Blog // Writing Your Business Plan: An Essential Guide

Writing Your Business Plan: An Essential Guide


Blog // Writing Your Business Plan: An Essential Guide

Writing Your Business Plan: An Essential Guide

, 2023

No matter what type of business you’re starting, you need to have a business plan. It’s a document that defines your business, its purpose, and your action plan for achieving short and long-term success.



Why Write a Business Plan

Detailing your product or service, business goals, and growth strategies can seem like a daunting task, but the benefits of doing so are worth it. Here’s why:

  • It can prove the viability of your business.
    A business plan helps establish how realistic your concept, goals, and projections are. It should convince your reader—the bank, investors, other lenders—to be involved and fund your business. Market research on your target customers, competitors, and industry is critical in timing the introduction of your business and how you decide to do so through marketing and advertising.


  • It can clarify your business focus and benchmarks.
    Writing your vision for every aspect of your business will help you make critical decisions about financial, management, HR, IT, competitor, and customer issues.


  • It can help you avoid or reduce risks.
    Researching your market and competitive landscape, as well as making revenue and expense projections, can help you prepare for potential risks and challenges.


If you don't understand the details of your business, you're going to fail.
- Amazon founder Jeff Bezos


Nearly a fourth of small startups fold up before their first year due to the lack of market need, stiff competition, and pricing, which could’ve been foreseen through research.



Getting to Work


Every business plan will be as unique as the kind of business you’ll be pursuing. New companies can have a lean and short one (10-15 pages).

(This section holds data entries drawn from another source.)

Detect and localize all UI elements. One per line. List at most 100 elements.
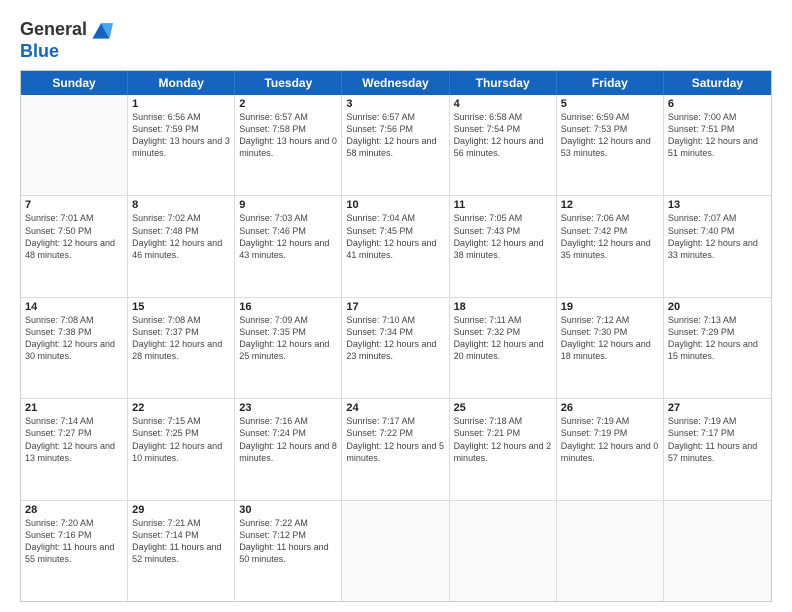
day-cell-26: 26Sunrise: 7:19 AMSunset: 7:19 PMDayligh… (557, 399, 664, 499)
day-number: 24 (346, 402, 444, 414)
day-info: Sunrise: 6:57 AMSunset: 7:58 PMDaylight:… (239, 111, 337, 160)
header-day-monday: Monday (128, 71, 235, 95)
day-number: 10 (346, 199, 444, 211)
day-info: Sunrise: 7:12 AMSunset: 7:30 PMDaylight:… (561, 314, 659, 363)
day-info: Sunrise: 7:08 AMSunset: 7:38 PMDaylight:… (25, 314, 123, 363)
day-number: 4 (454, 98, 552, 110)
day-cell-12: 12Sunrise: 7:06 AMSunset: 7:42 PMDayligh… (557, 196, 664, 296)
day-info: Sunrise: 7:18 AMSunset: 7:21 PMDaylight:… (454, 415, 552, 464)
day-info: Sunrise: 7:02 AMSunset: 7:48 PMDaylight:… (132, 212, 230, 261)
header-day-sunday: Sunday (21, 71, 128, 95)
day-cell-16: 16Sunrise: 7:09 AMSunset: 7:35 PMDayligh… (235, 298, 342, 398)
day-cell-3: 3Sunrise: 6:57 AMSunset: 7:56 PMDaylight… (342, 95, 449, 195)
day-cell-23: 23Sunrise: 7:16 AMSunset: 7:24 PMDayligh… (235, 399, 342, 499)
day-info: Sunrise: 7:13 AMSunset: 7:29 PMDaylight:… (668, 314, 767, 363)
day-info: Sunrise: 7:22 AMSunset: 7:12 PMDaylight:… (239, 517, 337, 566)
day-cell-empty (664, 501, 771, 601)
day-cell-5: 5Sunrise: 6:59 AMSunset: 7:53 PMDaylight… (557, 95, 664, 195)
day-info: Sunrise: 7:08 AMSunset: 7:37 PMDaylight:… (132, 314, 230, 363)
day-cell-1: 1Sunrise: 6:56 AMSunset: 7:59 PMDaylight… (128, 95, 235, 195)
day-info: Sunrise: 7:00 AMSunset: 7:51 PMDaylight:… (668, 111, 767, 160)
day-cell-30: 30Sunrise: 7:22 AMSunset: 7:12 PMDayligh… (235, 501, 342, 601)
day-cell-8: 8Sunrise: 7:02 AMSunset: 7:48 PMDaylight… (128, 196, 235, 296)
week-row-2: 7Sunrise: 7:01 AMSunset: 7:50 PMDaylight… (21, 196, 771, 297)
day-number: 12 (561, 199, 659, 211)
day-info: Sunrise: 6:56 AMSunset: 7:59 PMDaylight:… (132, 111, 230, 160)
header-day-friday: Friday (557, 71, 664, 95)
day-number: 1 (132, 98, 230, 110)
day-cell-14: 14Sunrise: 7:08 AMSunset: 7:38 PMDayligh… (21, 298, 128, 398)
day-cell-21: 21Sunrise: 7:14 AMSunset: 7:27 PMDayligh… (21, 399, 128, 499)
logo-general: General (20, 19, 87, 39)
day-info: Sunrise: 7:17 AMSunset: 7:22 PMDaylight:… (346, 415, 444, 464)
day-number: 9 (239, 199, 337, 211)
day-number: 16 (239, 301, 337, 313)
day-number: 18 (454, 301, 552, 313)
header-day-wednesday: Wednesday (342, 71, 449, 95)
day-info: Sunrise: 6:58 AMSunset: 7:54 PMDaylight:… (454, 111, 552, 160)
day-cell-29: 29Sunrise: 7:21 AMSunset: 7:14 PMDayligh… (128, 501, 235, 601)
day-number: 2 (239, 98, 337, 110)
day-cell-18: 18Sunrise: 7:11 AMSunset: 7:32 PMDayligh… (450, 298, 557, 398)
day-number: 20 (668, 301, 767, 313)
day-info: Sunrise: 7:14 AMSunset: 7:27 PMDaylight:… (25, 415, 123, 464)
day-number: 28 (25, 504, 123, 516)
day-cell-empty (21, 95, 128, 195)
day-cell-6: 6Sunrise: 7:00 AMSunset: 7:51 PMDaylight… (664, 95, 771, 195)
day-number: 27 (668, 402, 767, 414)
day-cell-20: 20Sunrise: 7:13 AMSunset: 7:29 PMDayligh… (664, 298, 771, 398)
logo-text: General (20, 20, 87, 40)
day-cell-22: 22Sunrise: 7:15 AMSunset: 7:25 PMDayligh… (128, 399, 235, 499)
day-info: Sunrise: 7:11 AMSunset: 7:32 PMDaylight:… (454, 314, 552, 363)
day-number: 19 (561, 301, 659, 313)
week-row-1: 1Sunrise: 6:56 AMSunset: 7:59 PMDaylight… (21, 95, 771, 196)
week-row-4: 21Sunrise: 7:14 AMSunset: 7:27 PMDayligh… (21, 399, 771, 500)
day-info: Sunrise: 7:06 AMSunset: 7:42 PMDaylight:… (561, 212, 659, 261)
day-cell-25: 25Sunrise: 7:18 AMSunset: 7:21 PMDayligh… (450, 399, 557, 499)
day-number: 15 (132, 301, 230, 313)
day-info: Sunrise: 7:21 AMSunset: 7:14 PMDaylight:… (132, 517, 230, 566)
day-info: Sunrise: 7:19 AMSunset: 7:17 PMDaylight:… (668, 415, 767, 464)
day-number: 21 (25, 402, 123, 414)
day-cell-28: 28Sunrise: 7:20 AMSunset: 7:16 PMDayligh… (21, 501, 128, 601)
logo: General Blue (20, 18, 113, 62)
day-number: 25 (454, 402, 552, 414)
day-info: Sunrise: 7:07 AMSunset: 7:40 PMDaylight:… (668, 212, 767, 261)
day-info: Sunrise: 6:59 AMSunset: 7:53 PMDaylight:… (561, 111, 659, 160)
day-number: 22 (132, 402, 230, 414)
day-number: 7 (25, 199, 123, 211)
logo-icon (89, 18, 113, 42)
day-info: Sunrise: 7:16 AMSunset: 7:24 PMDaylight:… (239, 415, 337, 464)
day-info: Sunrise: 7:20 AMSunset: 7:16 PMDaylight:… (25, 517, 123, 566)
day-cell-27: 27Sunrise: 7:19 AMSunset: 7:17 PMDayligh… (664, 399, 771, 499)
day-number: 30 (239, 504, 337, 516)
day-cell-24: 24Sunrise: 7:17 AMSunset: 7:22 PMDayligh… (342, 399, 449, 499)
logo-blue: Blue (20, 41, 59, 61)
day-number: 29 (132, 504, 230, 516)
day-cell-7: 7Sunrise: 7:01 AMSunset: 7:50 PMDaylight… (21, 196, 128, 296)
day-cell-empty (557, 501, 664, 601)
header-day-saturday: Saturday (664, 71, 771, 95)
week-row-3: 14Sunrise: 7:08 AMSunset: 7:38 PMDayligh… (21, 298, 771, 399)
day-info: Sunrise: 7:15 AMSunset: 7:25 PMDaylight:… (132, 415, 230, 464)
day-number: 13 (668, 199, 767, 211)
day-cell-empty (450, 501, 557, 601)
calendar-body: 1Sunrise: 6:56 AMSunset: 7:59 PMDaylight… (21, 95, 771, 601)
day-info: Sunrise: 7:03 AMSunset: 7:46 PMDaylight:… (239, 212, 337, 261)
day-cell-19: 19Sunrise: 7:12 AMSunset: 7:30 PMDayligh… (557, 298, 664, 398)
day-info: Sunrise: 6:57 AMSunset: 7:56 PMDaylight:… (346, 111, 444, 160)
page: General Blue SundayMondayTuesdayWednesda… (0, 0, 792, 612)
day-number: 26 (561, 402, 659, 414)
day-info: Sunrise: 7:05 AMSunset: 7:43 PMDaylight:… (454, 212, 552, 261)
day-info: Sunrise: 7:09 AMSunset: 7:35 PMDaylight:… (239, 314, 337, 363)
day-cell-11: 11Sunrise: 7:05 AMSunset: 7:43 PMDayligh… (450, 196, 557, 296)
header-day-tuesday: Tuesday (235, 71, 342, 95)
calendar-header-row: SundayMondayTuesdayWednesdayThursdayFrid… (21, 71, 771, 95)
day-cell-15: 15Sunrise: 7:08 AMSunset: 7:37 PMDayligh… (128, 298, 235, 398)
week-row-5: 28Sunrise: 7:20 AMSunset: 7:16 PMDayligh… (21, 501, 771, 601)
day-info: Sunrise: 7:10 AMSunset: 7:34 PMDaylight:… (346, 314, 444, 363)
day-cell-4: 4Sunrise: 6:58 AMSunset: 7:54 PMDaylight… (450, 95, 557, 195)
header-day-thursday: Thursday (450, 71, 557, 95)
day-cell-2: 2Sunrise: 6:57 AMSunset: 7:58 PMDaylight… (235, 95, 342, 195)
day-number: 17 (346, 301, 444, 313)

Meanwhile, any plan to be shown off to lenders and investing partners will have to be longer—the higher the funding needed, the longer the plan should be. You can also have an operational business plan that your management team and the board can refer to. Regardless of the length and purpose, it should contain the following:


1. Executive summary

Give a brief overview of your business idea, mission statement, unique selling proposition (USP), target market, competition, team, and financial growth plans.


2. Company description

Provide a more elaborate explanation of your business: registered name, location, philosophy, goals, legal structure (proprietorship, partnership, or corporation), history, key people in your business and their expertise or key skills, strengths, and weaknesses (and how you plan to overcome them).


3. Product or services

Describe what market need your product or service intends to fill, its lifespan, pricing, and benefits to the customer.


4. Market research

Use websites and subscription-based platforms to get insights on your target audience, industry, and competitors. Conduct surveys and in-depth interviews to complement the findings from these services.


Also, in this section, describe your ideal customer or customer profile, as well as how your product or service differs from those already in the market.

5. Marketing and sales strategies

If you’re selling a product, identify your distribution channels, logistics cost, and any possible hurdles that should be resolved. Also, show your pricing plan and the activities (traditional and digital marketing) and partnerships needed for the business to succeed.


6. Financial plan

This section should cover your sales and revenue forecast for the first year and annual projection for the next 3-5 years, cash flow projection, profit and loss statement, and balance sheet.


7. Operational plan

Discuss details about the physical needs of your business such as critical facilities, equipment, inventory, processing details, and protocols (especially for manufacturers). You can also include staffing and vendors in this section.


8. Funding requirements

Reveal how much capital you need to scale your business over a certain period of time, along with a breakdown of how you’ll use the funds, when you need it, your desired term of repayment, and over what time period. If you’re approaching a bank, tell them the type of loan you’re applying for and with what assets you intend to secure the loan.


Entrepreneurship serve as your inspiration when you craft your business plan: Do your research, find a gap or an area ripe for innovation, and position your business in a way that sets it apart.
- Virgin Group founder Richard Branson



Business Plan Writing Tips

Make your business plan stand out with these tips:


  • Start your plan with market research first so you can refine your product/service, positioning, and price.


  • Determine the legal structure of your business early as this will affect your stakeholders’ liabilities and owner taxation.


  • Write the executive summary last to align it with the entirety of the business plan.


  • Get your team’s input then proofread. Showing the plan to your colleagues is a good way of checking if there are questions left unanswered. You can also hire a professional writer to polish your plan.



Treat your business plan as a guide. When you’re just starting out, your eight-point plan can be only two pages long. But as you grow and gain more experience, you can expand it enough to be in a presentable form for the bank or investors to read.


At the same time, revisit your plan every 6 to 12 months and revise in case of any business direction changes.